This month's God of the Month is Ariadne, an ancient Cretan Moon Goddess connected with rebirth and transformation. Ariadne, Who has aspects as both Maiden and Mother, figures prominently in the legend of the Labyrinth.
The legend of the Labyrinth comes from Classical Greece, but has its origins far back in history, as the ancient paleolithic carvings of Labyrinth designs suggest. It is believed that the first Labyrinths were the subterranean caves that the ancients used for worship, and at times for shelter.
Nearly everyone knows the story, and of the Minotaur within it. But the legend has many levels of interpretation which are less commonly known.
It is said that King Minos of Crete had a son who was half man and half beast. This was the Minotaur, or "Minos Bull." To contain this monstrous son the King had his architecht Daedalus build a maze, called the Labyrinth, or "House of the Double Axe." Minos ruled a great empire, and from the cities under his control he demanded a tribute of young people, who were sent into the Labyrinth. Once inside the maze, the young people could not find their way out, and would be consumed by the Minotaur.
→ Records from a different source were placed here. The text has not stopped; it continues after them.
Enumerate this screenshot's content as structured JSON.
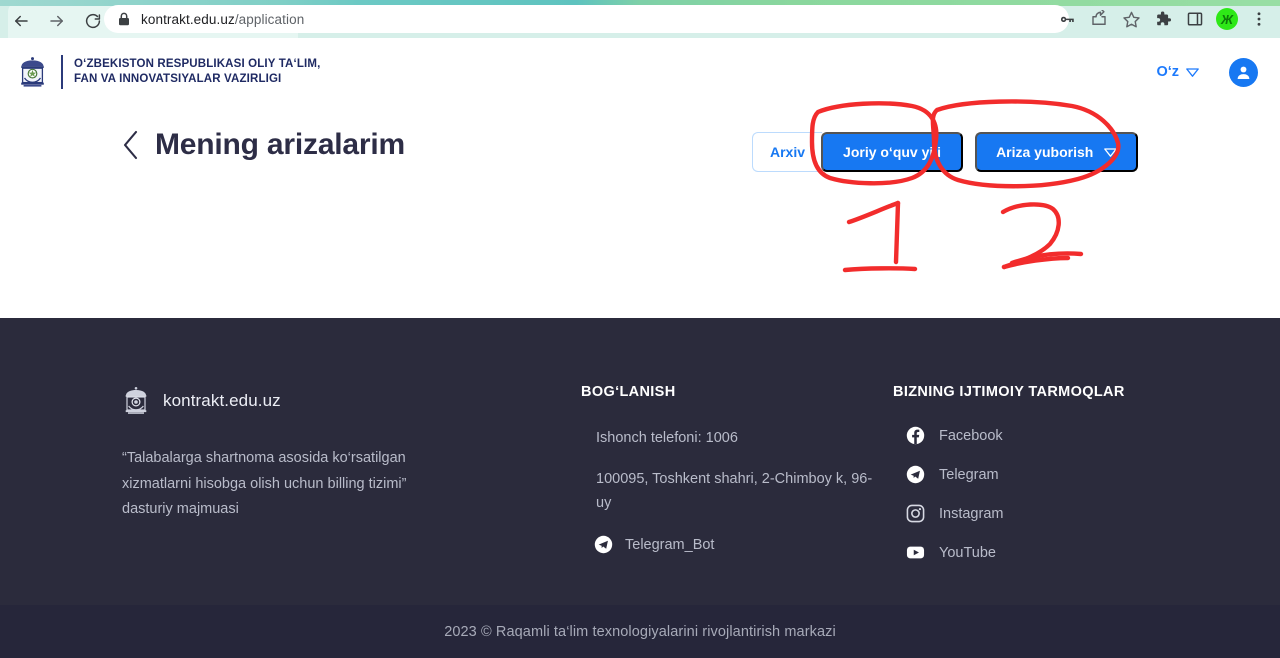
{
  "browser": {
    "back_label": "Back",
    "forward_label": "Forward",
    "reload_label": "Reload",
    "lock_icon": "lock-icon",
    "url_host": "kontrakt.edu.uz",
    "url_path": "/application",
    "toolbar_icons": [
      "password-key-icon",
      "share-icon",
      "bookmark-star-icon",
      "extensions-puzzle-icon",
      "side-panel-icon",
      "profile-avatar-icon",
      "three-dot-menu-icon"
    ],
    "profile_initial": "Ж"
  },
  "header": {
    "emblem_icon": "ministry-emblem-icon",
    "ministry_line1": "O‘ZBEKISTON RESPUBLIKASI OLIY TA‘LIM,",
    "ministry_line2": "FAN VA INNOVATSIYALAR VAZIRLIGI",
    "language": "O‘z",
    "language_chevron": "chevron-down-icon",
    "avatar_icon": "user-avatar-icon"
  },
  "page": {
    "back_icon": "chevron-left-icon",
    "title": "Mening arizalarim",
    "buttons": {
      "archive": "Arxiv",
      "current_year": "Joriy o‘quv yili",
      "submit_application": "Ariza yuborish",
      "submit_chevron": "chevron-down-icon"
    }
  },
  "annotations": {
    "marker_color": "#f22c2c",
    "labels": [
      "1",
      "2"
    ],
    "shapes": [
      "hand-drawn-circle-around-current-year-button",
      "hand-drawn-circle-around-submit-button"
    ]
  },
  "footer": {
    "brand": {
      "emblem_icon": "footer-emblem-icon",
      "name": "kontrakt.edu.uz",
      "slogan": "“Talabalarga shartnoma asosida ko‘rsatilgan xizmatlarni hisobga olish uchun billing tizimi” dasturiy majmuasi"
    },
    "contact": {
      "heading": "BOG‘LANISH",
      "lines": [
        "Ishonch telefoni: 1006",
        "100095, Toshkent shahri, 2-Chimboy k, 96-uy"
      ],
      "telegram_bot": {
        "icon": "telegram-icon",
        "label": "Telegram_Bot"
      }
    },
    "social": {
      "heading": "BIZNING IJTIMOIY TARMOQLAR",
      "items": [
        {
          "icon": "facebook-icon",
          "label": "Facebook"
        },
        {
          "icon": "telegram-icon",
          "label": "Telegram"
        },
        {
          "icon": "instagram-icon",
          "label": "Instagram"
        },
        {
          "icon": "youtube-icon",
          "label": "YouTube"
        }
      ]
    },
    "copyright": "2023 © Raqamli ta‘lim texnologiyalarini rivojlantirish markazi"
  },
  "colors": {
    "accent_blue": "#1778f2",
    "footer_bg": "#2b2b3c",
    "copyright_bg": "#26263a",
    "title_color": "#2d2d46"
  }
}
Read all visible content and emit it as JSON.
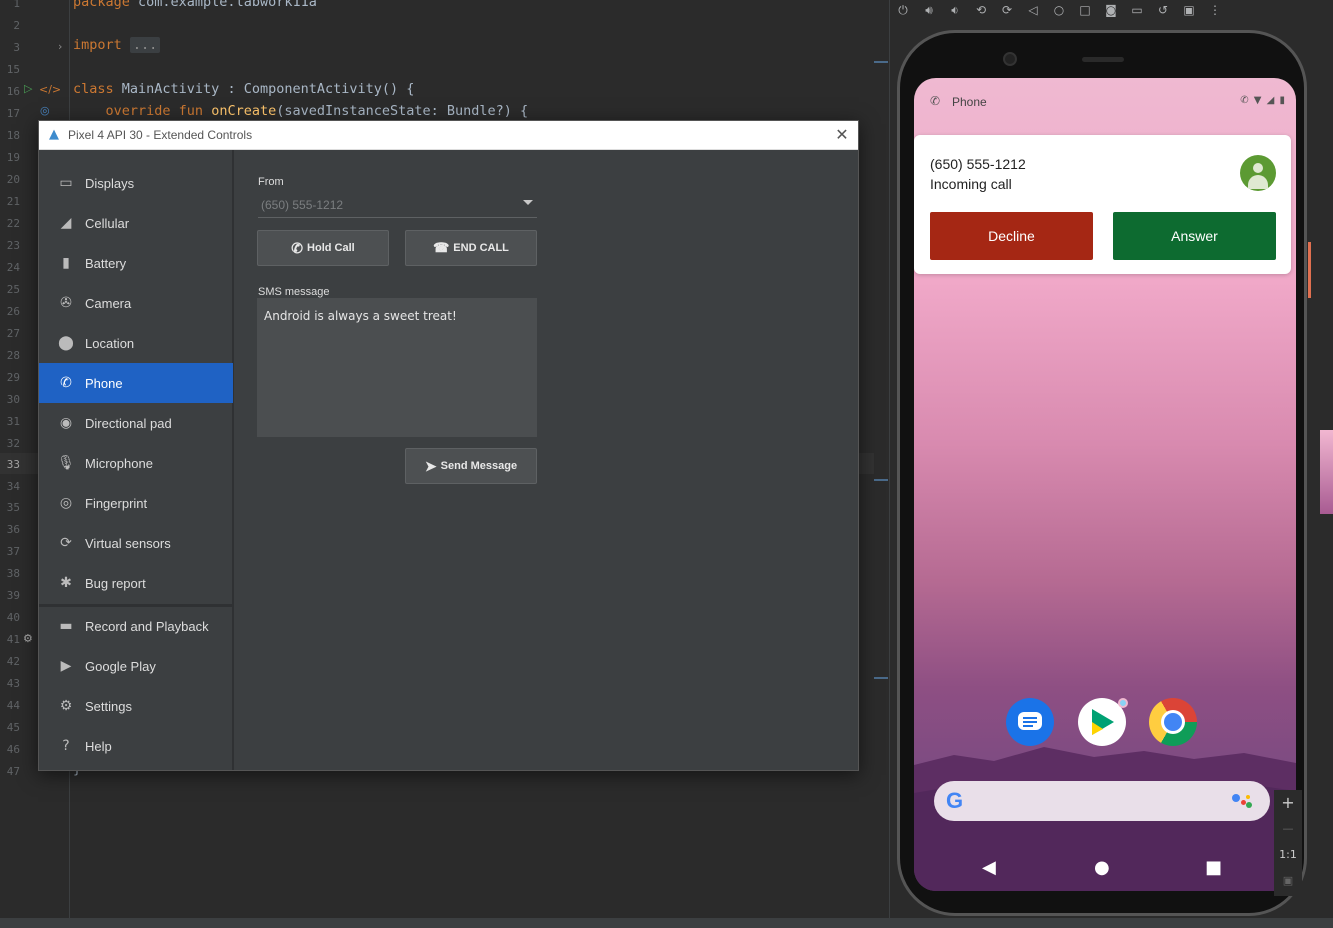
{
  "editor": {
    "lines": [
      {
        "num": "1",
        "text": "package com.example.labwork11a"
      },
      {
        "num": "2",
        "text": ""
      },
      {
        "num": "3",
        "text": "import ..."
      },
      {
        "num": "15",
        "text": ""
      },
      {
        "num": "16",
        "text": "class MainActivity : ComponentActivity() {"
      },
      {
        "num": "17",
        "text": "override fun onCreate(savedInstanceState: Bundle?) {"
      },
      {
        "num": "47",
        "text": "}"
      }
    ],
    "line_numbers": [
      "18",
      "19",
      "20",
      "21",
      "22",
      "23",
      "24",
      "25",
      "26",
      "27",
      "28",
      "29",
      "30",
      "31",
      "32",
      "33",
      "34",
      "35",
      "36",
      "37",
      "38",
      "39",
      "40",
      "41",
      "42",
      "43",
      "44",
      "45",
      "46"
    ]
  },
  "dialog": {
    "title": "Pixel 4 API 30 - Extended Controls",
    "close_icon": "close-icon",
    "sidebar": [
      {
        "label": "Displays",
        "icon": "monitor-icon",
        "active": false
      },
      {
        "label": "Cellular",
        "icon": "signal-icon",
        "active": false
      },
      {
        "label": "Battery",
        "icon": "battery-icon",
        "active": false
      },
      {
        "label": "Camera",
        "icon": "camera-aperture-icon",
        "active": false
      },
      {
        "label": "Location",
        "icon": "location-pin-icon",
        "active": false
      },
      {
        "label": "Phone",
        "icon": "phone-icon",
        "active": true
      },
      {
        "label": "Directional pad",
        "icon": "dpad-icon",
        "active": false
      },
      {
        "label": "Microphone",
        "icon": "microphone-icon",
        "active": false
      },
      {
        "label": "Fingerprint",
        "icon": "fingerprint-icon",
        "active": false
      },
      {
        "label": "Virtual sensors",
        "icon": "rotate-sensor-icon",
        "active": false
      },
      {
        "label": "Bug report",
        "icon": "bug-icon",
        "active": false
      },
      {
        "label": "Record and Playback",
        "icon": "video-camera-icon",
        "active": false
      },
      {
        "label": "Google Play",
        "icon": "play-store-icon",
        "active": false
      },
      {
        "label": "Settings",
        "icon": "gear-icon",
        "active": false
      },
      {
        "label": "Help",
        "icon": "help-icon",
        "active": false
      }
    ],
    "phone": {
      "from_label": "From",
      "from_value": "(650) 555-1212",
      "hold_call": "Hold Call",
      "end_call": "END CALL",
      "sms_label": "SMS message",
      "sms_text": "Android is always a sweet treat!",
      "send_message": "Send Message"
    }
  },
  "device": {
    "status_app": "Phone",
    "notification": {
      "number": "(650) 555-1212",
      "status": "Incoming call",
      "decline": "Decline",
      "answer": "Answer"
    },
    "zoom": {
      "plus": "+",
      "minus": "—",
      "ratio": "1:1"
    },
    "colors": {
      "decline": "#a52714",
      "answer": "#0d6b30",
      "active_nav": "#1f62c4"
    }
  }
}
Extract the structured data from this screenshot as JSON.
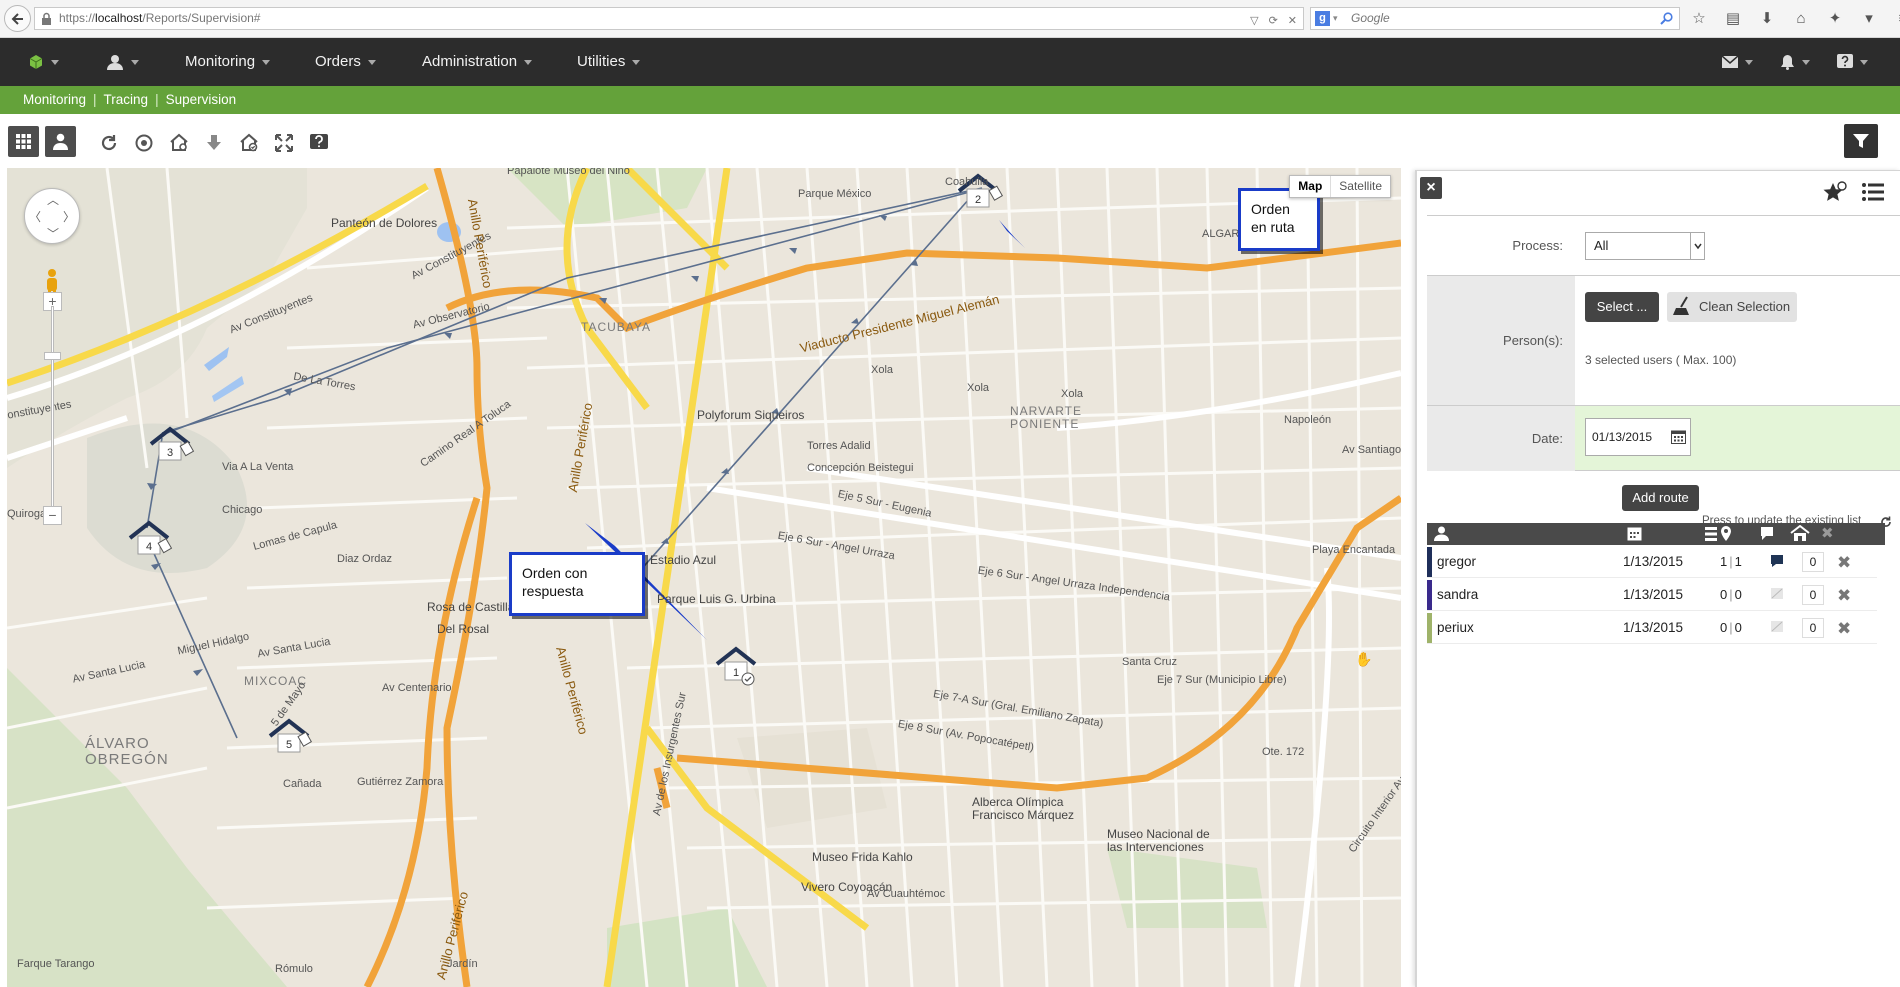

From the city of Thebes Minos demanded seven young men and seven young young women each year, who were fed to the Minotaur in this manner. Considering this intolerable, Theseus, Prince of Thebes, volunteered to be one of the young men -secretly vowing to kill the Minotaur and end this awful practice.
Delivered to Crete with the other youths and maidens to be sent into the Labyrinth, Theseus attracted the attention of Minos' daughter, the Princess Ariadne. Having fallen in love with Theseus, Ariadne formed a plan to help him escape the Labyrinth. Ariadne gave Theseus a ball of thread, instructing him to unwind it as he entered the Labyrinth, so that he could follow the thread back out after he had killed the Minotaur.
Theseus did as Ariadne had told him. When the time came for him to be put into the Labyrinth, he took the ball of thread with him, unwinding it as he went. He went deep into the Labyrinth, twisting and turning along the paths of the maze, until he had no idea how he had come, except for the trail of thread.
At the very heart of the Labyrinth Theseus met the Minotaur. The beast attacked and they fought. The fight was long and hard, but after much effort the Minotaur was defeated.
Then Theseus followed the trail of thread back out of the Labyrinth to find Ariadne waiting for him.
What does this mean?
There are of course several levels of interpretation to this myth, which speaks of the triumph of Spring over Winter, Life over Death, Spirit over Matter. But for the purposes of this lesson, let us point out that at its heart it is the story of Involution and Evolution, which is mirrored in each of these different things.
As Theseus goes into the Labyrinth he is going through Involution. That is to say, he comes from the outside world of light and life, into a narrow passage in complete darkness that winds in a disorienting manner, forcing him to look inside and focus very narrowly, since all external stimuli are removed. In this way his attention can only go to those inner issues which require it, as there is nothing else to focus on.
It is even so when the soul enters the world of matter. The veil of the physical world removes all other influences, forcing the soul to deal with the lessons before it. The soul is forced into a completely focused mode that allows no distraction. This is the Dark Half of the journey.
Fighting and defeating the Minotaur represents the nadir of this process. The rock bottom we must hit before the spiral back upward can start. When this point is hit, and its lessons accomplished, Evolution can begin.
Now we can spiral back outward, reuniting with all of creation. To do this we follow the thread of Ariadne, the Cord which has never ceased to connect us to Deity throughout our physical adventure. This is the Light Half of the journey.
In this way the myth of the Labyrinth speaks to the very nature of Life itself.
Ariadne then is the Goddess Who sends Theseus (the soul) into the Labyrinth (the physical world). Though the soul may feel alone during the journey, it is in fact always connected to the Goddess even as Theseus was connected to Ariadne by the trail of thread.